The Georgia Institute of Technology High-Dose Gamma Irradiation Facility
D. P. Blaylock, E. Abu-Jawdeh
The gamma irradiation facility (hot cell) located at the Neely Nuclear Research Center (NNRC) on the Georgia Institute of Technology campus is a versatile research tool used by industry and universities to conduct high-dose irradiation experiments. A Quality Assurance program is in place, which conforms to the requirements of ANSI/ASME NQA-1 and 10 CFR 21. The hot cell is a 2.1-m x 4.2-m shielded negative pressure room designed to handle up to 50,000 Ci of Co-60. Sources are inserted and removed from the cell via a hand-operated chute connected to a storage pool located next to the cell. When the sources are stored in the pool, personnel can enter the cell via a shielded door for the set up and removal of experimental specimens. The placement of heavy objects in the cell is aided through the use of a 15-ton crane and removable concrete ceiling slabs. Two wide-angle zinc-bromide-filled viewing windows provide the hot cell operator visual capabilities for adjusting sources and experiments during irradiation. Movement of the sources and smaller objects is accomplished through the use of two sets of telemanipulators.
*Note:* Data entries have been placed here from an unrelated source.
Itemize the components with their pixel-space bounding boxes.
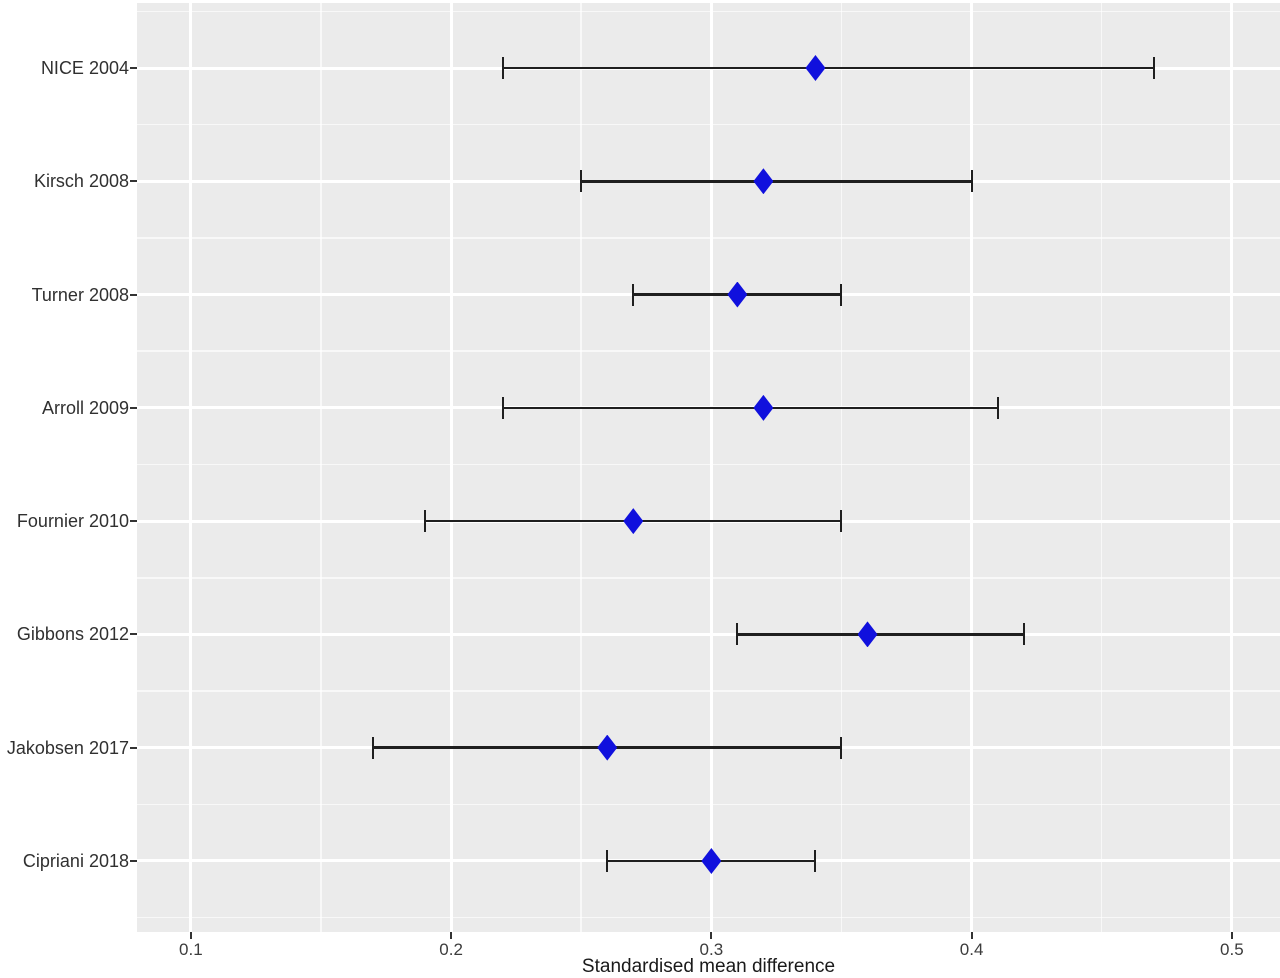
gridline-minor-horizontal [137,916,1280,919]
gridline-major-vertical [1230,3,1234,932]
y-axis-label: NICE 2004 [40,58,129,78]
y-axis-label: Jakobsen 2017 [6,737,129,758]
gridline-major-horizontal [137,632,1280,636]
gridline-minor-horizontal [137,10,1280,13]
y-axis-tick [130,180,137,183]
x-axis-tick-label: 0.3 [699,940,724,959]
point-diamond [753,168,774,195]
errorbar-cap-right [840,736,843,759]
gridline-major-vertical [449,3,453,932]
y-axis-label: Turner 2008 [31,284,129,305]
point-diamond [597,734,618,761]
errorbar-line [737,633,1024,636]
y-axis-label: Arroll 2009 [41,397,129,418]
errorbar-line [581,180,972,183]
errorbar-cap-right [1152,57,1155,79]
x-axis-tick-label: 0.5 [1220,940,1244,959]
x-axis-tick [450,932,453,939]
gridline-minor-horizontal [137,350,1280,352]
gridline-minor-vertical [580,3,582,932]
errorbar-cap-right [996,396,999,419]
errorbar-cap-right [840,510,843,533]
gridline-major-vertical [709,3,713,932]
errorbar-cap-left [632,283,635,306]
y-axis-tick [130,520,137,523]
point-diamond [805,55,826,81]
errorbar-line [503,406,998,410]
gridline-minor-vertical [840,3,843,932]
y-axis-label: Kirsch 2008 [33,171,129,192]
errorbar-cap-left [580,170,583,193]
x-axis-tick [970,932,973,939]
gridline-minor-horizontal [137,577,1280,579]
errorbar-cap-left [372,736,375,759]
errorbar-cap-right [970,170,973,193]
y-axis-label: Gibbons 2012 [16,624,129,645]
x-axis-tick-label: 0.2 [439,940,463,959]
errorbar-cap-right [840,283,843,306]
x-axis-tick-label: 0.4 [959,940,984,959]
gridline-minor-horizontal [137,123,1280,126]
gridline-minor-horizontal [137,803,1280,806]
y-axis-tick [130,406,137,409]
gridline-minor-horizontal [137,690,1280,692]
errorbar-cap-left [502,57,505,79]
errorbar-cap-left [606,849,609,872]
point-diamond [753,394,774,421]
point-diamond [623,508,644,535]
errorbar-cap-left [736,623,739,646]
errorbar-cap-left [502,396,505,419]
point-diamond [727,281,748,308]
gridline-minor-vertical [1100,3,1103,932]
y-axis-tick [130,633,137,636]
errorbar-line [503,66,1154,70]
x-axis-tick-label: 0.1 [179,940,203,959]
y-axis-tick [130,859,137,862]
gridline-minor-horizontal [137,463,1280,466]
errorbar-cap-left [424,510,427,533]
gridline-minor-horizontal [137,237,1280,239]
gridline-minor-vertical [320,3,322,932]
y-axis-label: Fournier 2010 [16,511,129,532]
y-axis-label: Cipriani 2018 [22,850,129,871]
y-axis-tick [130,67,137,69]
x-axis-tick [710,932,713,939]
gridline-major-vertical [189,3,193,932]
x-axis-title: Standardised mean difference [581,956,836,977]
plot-panel [137,3,1280,932]
point-diamond [701,847,722,874]
y-axis-tick [130,746,137,749]
point-diamond [857,621,878,648]
gridline-major-vertical [970,3,974,932]
errorbar-cap-right [814,849,817,872]
y-axis-tick [130,293,137,296]
x-axis-tick [189,932,192,939]
errorbar-cap-right [1022,623,1025,646]
x-axis-tick [1230,932,1233,939]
Stepped penetrations in the shielding walls can be used to pass wiring and piping into the cell so the experimenter can monitor the performance of the specimens during the irradiation. With a variety of sources, dose rates in the range of 5 Gy/hr to 10 kGy/hr can be achieved.
This abstract was presented at the 32nd Annual Midyear Meeting, "Creation and Future Legacy of Stockpile Stewardship Isotope Production, Applications, and Consumption", Poster Session, 1/24/1999 - 1/27/1999, held in Albuquerque, NM.